Here's how you can calculate the volume of the balloon after it is heated to 250°C:
1. Convert the initial temperature from Celsius to Kelvin. To do this, add 273.15 to the temperature in Celsius.
Initial temperature = 20°C + 273.15 = 293.15 K
2. Convert the final temperature from Celsius to Kelvin.
Final temperature = 250°C + 273.15 = 523.15 K
3. Use the formula for Charles's Law:
V1 / T1 = V2 / T2
Where:
V1 = Initial volume of the balloon (0.4 liters)
T1 = Initial temperature in Kelvin
V2 = Final volume of the balloon (unknown)

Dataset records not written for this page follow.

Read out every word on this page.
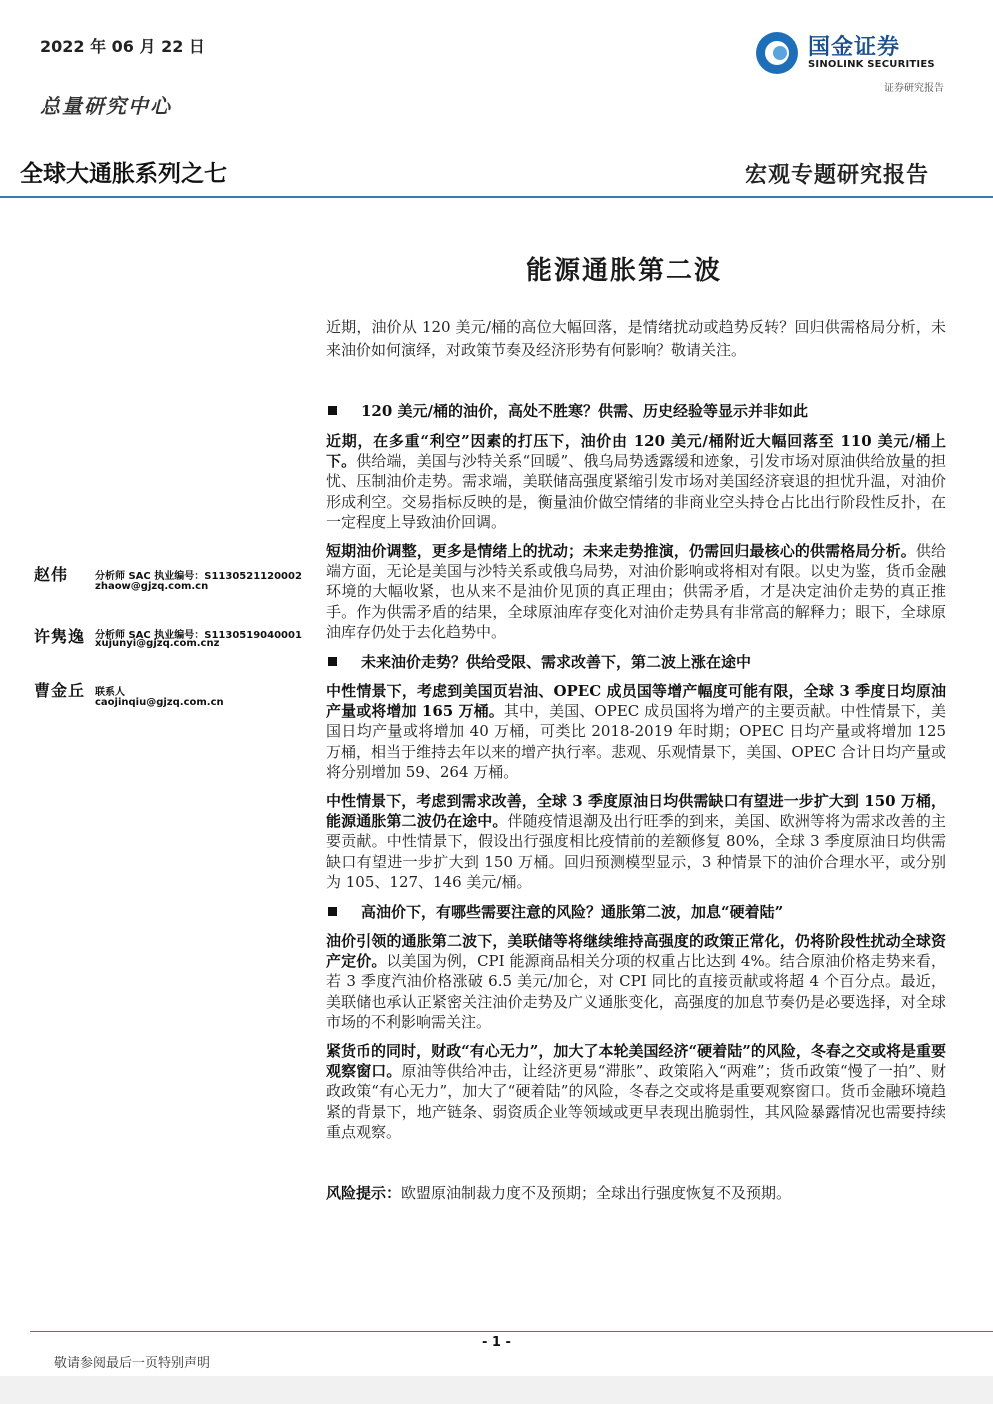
2022 年 06 月 22 日
总量研究中心
国金证券
SINOLINK SECURITIES
证券研究报告
全球大通胀系列之七	宏观专题研究报告
能源通胀第二波
近期，油价从 120 美元/桶的高位大幅回落，是情绪扰动或趋势反转？回归供需格局分析，未来油价如何演绎，对政策节奏及经济形势有何影响？敬请关注。
120 美元/桶的油价，高处不胜寒？供需、历史经验等显示并非如此
近期，在多重“利空”因素的打压下，油价由 120 美元/桶附近大幅回落至 110 美元/桶上下。供给端，美国与沙特关系“回暖”、俄乌局势透露缓和迹象，引发市场对原油供给放量的担忧、压制油价走势。需求端，美联储高强度紧缩引发市场对美国经济衰退的担忧升温，对油价形成利空。交易指标反映的是，衡量油价做空情绪的非商业空头持仓占比出行阶段性反扑，在一定程度上导致油价回调。
短期油价调整，更多是情绪上的扰动；未来走势推演，仍需回归最核心的供需格局分析。供给端方面，无论是美国与沙特关系或俄乌局势，对油价影响或将相对有限。以史为鉴，货币金融环境的大幅收紧，也从来不是油价见顶的真正理由；供需矛盾，才是决定油价走势的真正推手。作为供需矛盾的结果，全球原油库存变化对油价走势具有非常高的解释力；眼下，全球原油库存仍处于去化趋势中。
未来油价走势？供给受限、需求改善下，第二波上涨在途中
中性情景下，考虑到美国页岩油、OPEC 成员国等增产幅度可能有限，全球 3 季度日均原油产量或将增加 165 万桶。其中，美国、OPEC 成员国将为增产的主要贡献。中性情景下，美国日均产量或将增加 40 万桶，可类比 2018-2019 年时期；OPEC 日均产量或将增加 125 万桶，相当于维持去年以来的增产执行率。悲观、乐观情景下，美国、OPEC 合计日均产量或将分别增加 59、264 万桶。
中性情景下，考虑到需求改善，全球 3 季度原油日均供需缺口有望进一步扩大到 150 万桶，能源通胀第二波仍在途中。伴随疫情退潮及出行旺季的到来，美国、欧洲等将为需求改善的主要贡献。中性情景下，假设出行强度相比疫情前的差额修复 80%，全球 3 季度原油日均供需缺口有望进一步扩大到 150 万桶。回归预测模型显示，3 种情景下的油价合理水平，或分别为 105、127、146 美元/桶。
高油价下，有哪些需要注意的风险？通胀第二波，加息“硬着陆”
油价引领的通胀第二波下，美联储等将继续维持高强度的政策正常化，仍将阶段性扰动全球资产定价。以美国为例，CPI 能源商品相关分项的权重占比达到 4%。结合原油价格走势来看，若 3 季度汽油价格涨破 6.5 美元/加仑，对 CPI 同比的直接贡献或将超 4 个百分点。最近，美联储也承认正紧密关注油价走势及广义通胀变化，高强度的加息节奏仍是必要选择，对全球市场的不利影响需关注。
紧货币的同时，财政“有心无力”，加大了本轮美国经济“硬着陆”的风险，冬春之交或将是重要观察窗口。原油等供给冲击，让经济更易“滞胀”、政策陷入“两难”；货币政策“慢了一拍”、财政政策“有心无力”，加大了“硬着陆”的风险，冬春之交或将是重要观察窗口。货币金融环境趋紧的背景下，地产链条、弱资质企业等领域或更早表现出脆弱性，其风险暴露情况也需要持续重点观察。
风险提示：欧盟原油制裁力度不及预期；全球出行强度恢复不及预期。
赵伟	分析师 SAC 执业编号：S1130521120002
zhaow@gjzq.com.cn
许隽逸 分析师 SAC 执业编号：S1130519040001
xujunyi@gjzq.com.cnz
曹金丘 联系人
caojinqiu@gjzq.com.cn
- 1 -
敬请参阅最后一页特别声明
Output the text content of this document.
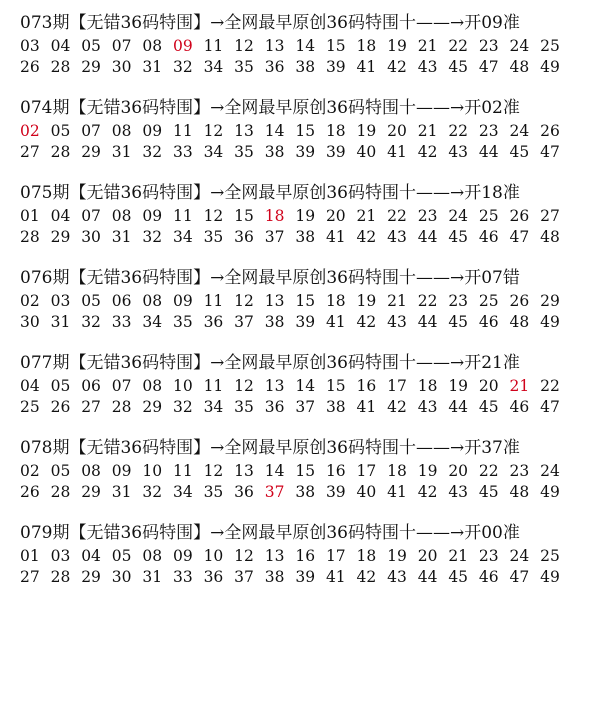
073期【无错36码特围】→全网最早原创36码特围十——→开09准
03 04 05 07 08 09 11 12 13 14 15 18 19 21 22 23 24 25
26 28 29 30 31 32 34 35 36 38 39 41 42 43 45 47 48 49
074期【无错36码特围】→全网最早原创36码特围十——→开02准
02 05 07 08 09 11 12 13 14 15 18 19 20 21 22 23 24 26
27 28 29 31 32 33 34 35 38 39 39 40 41 42 43 44 45 47
075期【无错36码特围】→全网最早原创36码特围十——→开18准
01 04 07 08 09 11 12 15 18 19 20 21 22 23 24 25 26 27
28 29 30 31 32 34 35 36 37 38 41 42 43 44 45 46 47 48
076期【无错36码特围】→全网最早原创36码特围十——→开07错
02 03 05 06 08 09 11 12 13 15 18 19 21 22 23 25 26 29
30 31 32 33 34 35 36 37 38 39 41 42 43 44 45 46 48 49
077期【无错36码特围】→全网最早原创36码特围十——→开21准
04 05 06 07 08 10 11 12 13 14 15 16 17 18 19 20 21 22
25 26 27 28 29 32 34 35 36 37 38 41 42 43 44 45 46 47
078期【无错36码特围】→全网最早原创36码特围十——→开37准
02 05 08 09 10 11 12 13 14 15 16 17 18 19 20 22 23 24
26 28 29 31 32 34 35 36 37 38 39 40 41 42 43 45 48 49
079期【无错36码特围】→全网最早原创36码特围十——→开00准
01 03 04 05 08 09 10 12 13 16 17 18 19 20 21 23 24 25
27 28 29 30 31 33 36 37 38 39 41 42 43 44 45 46 47 49
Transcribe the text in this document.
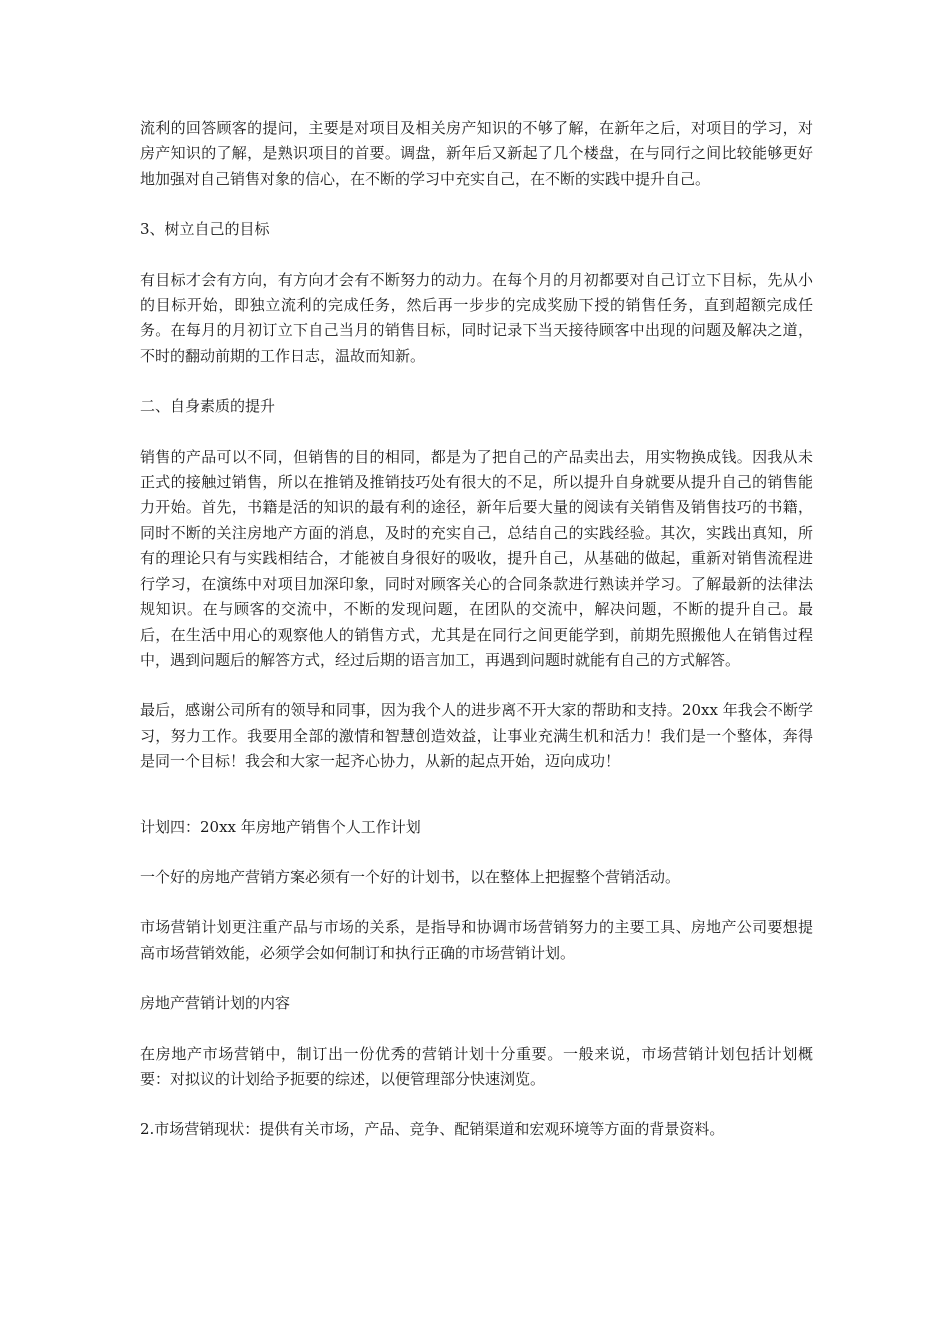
流利的回答顾客的提问，主要是对项目及相关房产知识的不够了解，在新年之后，对项目的学习，对房产知识的了解，是熟识项目的首要。调盘，新年后又新起了几个楼盘，在与同行之间比较能够更好地加强对自己销售对象的信心，在不断的学习中充实自己，在不断的实践中提升自己。

3、树立自己的目标

有目标才会有方向，有方向才会有不断努力的动力。在每个月的月初都要对自己订立下目标，先从小的目标开始，即独立流利的完成任务，然后再一步步的完成奖励下授的销售任务，直到超额完成任务。在每月的月初订立下自己当月的销售目标，同时记录下当天接待顾客中出现的问题及解决之道，不时的翻动前期的工作日志，温故而知新。

二、自身素质的提升

销售的产品可以不同，但销售的目的相同，都是为了把自己的产品卖出去，用实物换成钱。因我从未正式的接触过销售，所以在推销及推销技巧处有很大的不足，所以提升自身就要从提升自己的销售能力开始。首先，书籍是活的知识的最有利的途径，新年后要大量的阅读有关销售及销售技巧的书籍，同时不断的关注房地产方面的消息，及时的充实自己，总结自己的实践经验。其次，实践出真知，所有的理论只有与实践相结合，才能被自身很好的吸收，提升自己，从基础的做起，重新对销售流程进行学习，在演练中对项目加深印象，同时对顾客关心的合同条款进行熟读并学习。了解最新的法律法规知识。在与顾客的交流中，不断的发现问题，在团队的交流中，解决问题，不断的提升自己。最后，在生活中用心的观察他人的销售方式，尤其是在同行之间更能学到，前期先照搬他人在销售过程中，遇到问题后的解答方式，经过后期的语言加工，再遇到问题时就能有自己的方式解答。

最后，感谢公司所有的领导和同事，因为我个人的进步离不开大家的帮助和支持。20xx 年我会不断学习，努力工作。我要用全部的激情和智慧创造效益，让事业充满生机和活力！我们是一个整体，奔得是同一个目标！我会和大家一起齐心协力，从新的起点开始，迈向成功！

计划四：20xx 年房地产销售个人工作计划

一个好的房地产营销方案必须有一个好的计划书，以在整体上把握整个营销活动。

市场营销计划更注重产品与市场的关系，是指导和协调市场营销努力的主要工具、房地产公司要想提高市场营销效能，必须学会如何制订和执行正确的市场营销计划。

房地产营销计划的内容

在房地产市场营销中，制订出一份优秀的营销计划十分重要。一般来说，市场营销计划包括计划概要：对拟议的计划给予扼要的综述，以便管理部分快速浏览。

2.市场营销现状：提供有关市场，产品、竞争、配销渠道和宏观环境等方面的背景资料。
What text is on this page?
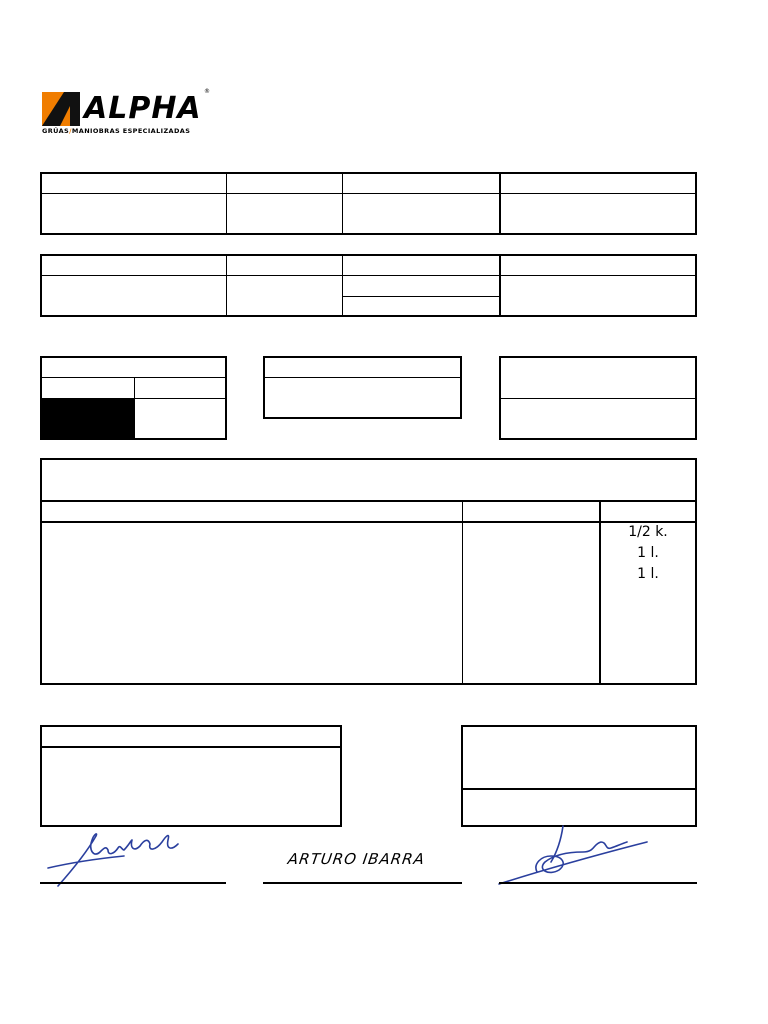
ALPHA ®
GRÚAS/MANIOBRAS ESPECIALIZADAS
1/2 k.
1 l.
1 l.
ARTURO IBARRA
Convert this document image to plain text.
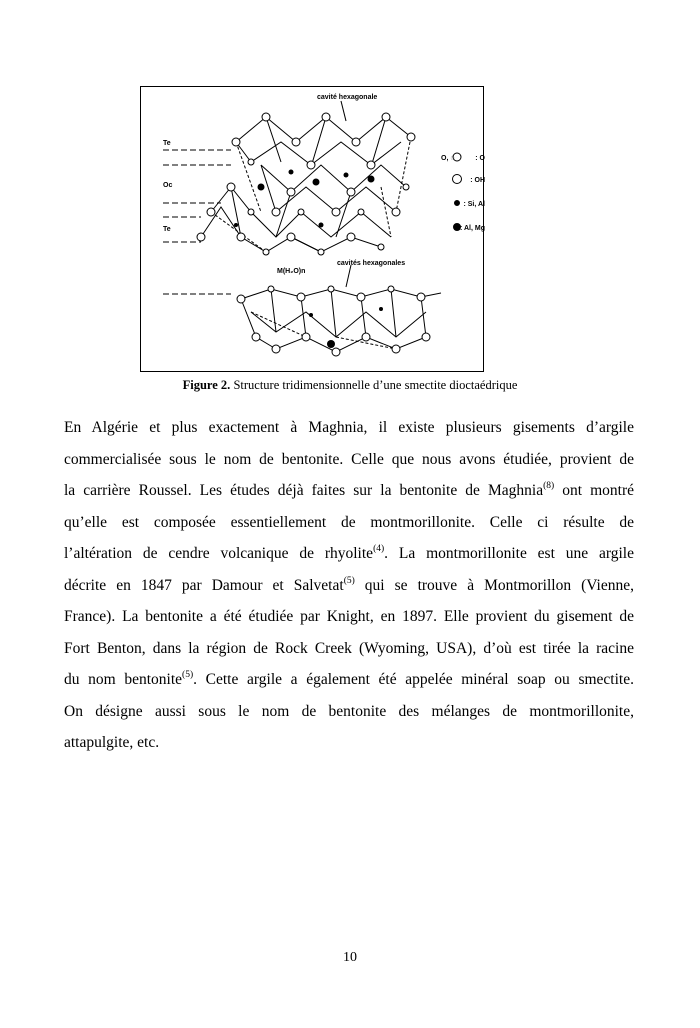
cavité hexagonale
cavités hexagonales
M(H₂O)n
Te
Oc
Te
O, ◌	: O
: OH
: Si, Al
: Al, Mg
Figure 2. Structure tridimensionnelle d’une smectite dioctaédrique
En Algérie et plus exactement à Maghnia, il existe plusieurs gisements d’argile
commercialisée sous le nom de bentonite. Celle que nous avons étudiée, provient de
la carrière Roussel. Les études déjà faites sur la bentonite de Maghnia$^{(8)}$ ont montré
qu’elle est composée essentiellement de montmorillonite. Celle ci résulte de
l’altération de cendre volcanique de rhyolite$^{(4)}$. La montmorillonite est une argile
décrite en 1847 par Damour et Salvetat$^{(5)}$ qui se trouve à Montmorillon (Vienne,
France). La bentonite a été étudiée par Knight, en 1897. Elle provient du gisement de
Fort Benton, dans la région de Rock Creek (Wyoming, USA), d’où est tirée la racine
du nom bentonite$^{(5)}$. Cette argile a également été appelée minéral soap ou smectite.
On désigne aussi sous le nom de bentonite des mélanges de montmorillonite,
attapulgite, etc.
10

T2 = Final temperature in Kelvin
Plugging in the values:
0.4 L / 293.15 K = V2 / 523.15 K
4. Solve for V2 by cross-multiplying and dividing:
V2 = (0.4 L * 523.15 K) / 293.15 K
5. Calculate the result:
V2 ≈ 0.713 L
Therefore, the volume of the balloon after heating it to a temperature of 250°C will be approximately 0.713 liters.
To find the final volume of the balloon after heating it to 250°C, we can use Charles's Law, which states that the volume of a gas is directly proportional to its temperature, assuming the pressure remains constant.
The equation for Charles's Law is:
V1/T1 = V2/T2
Where:
V1 = Initial volume of the balloon
T1 = Initial temperature of the balloon in Kelvin (20°C + 273.15 = 293.15 K)
V2 = Final volume of the balloon (what we are trying to find)
T2 = Final temperature of the balloon in Kelvin (250°C + 273.15 = 523.15 K)
Let's substitute the known values into the equation:
0.4 L / 293.15 K = V2 / 523.15 K
To solve for V2, we can cross-multiply and divide:
(0.4 L * 523.15 K) / 293.15 K = V2
V2 ≈ 0.712 L
Therefore, the volume of the balloon will be approximately 0.712 liters after heating it to a temperature of 250°C.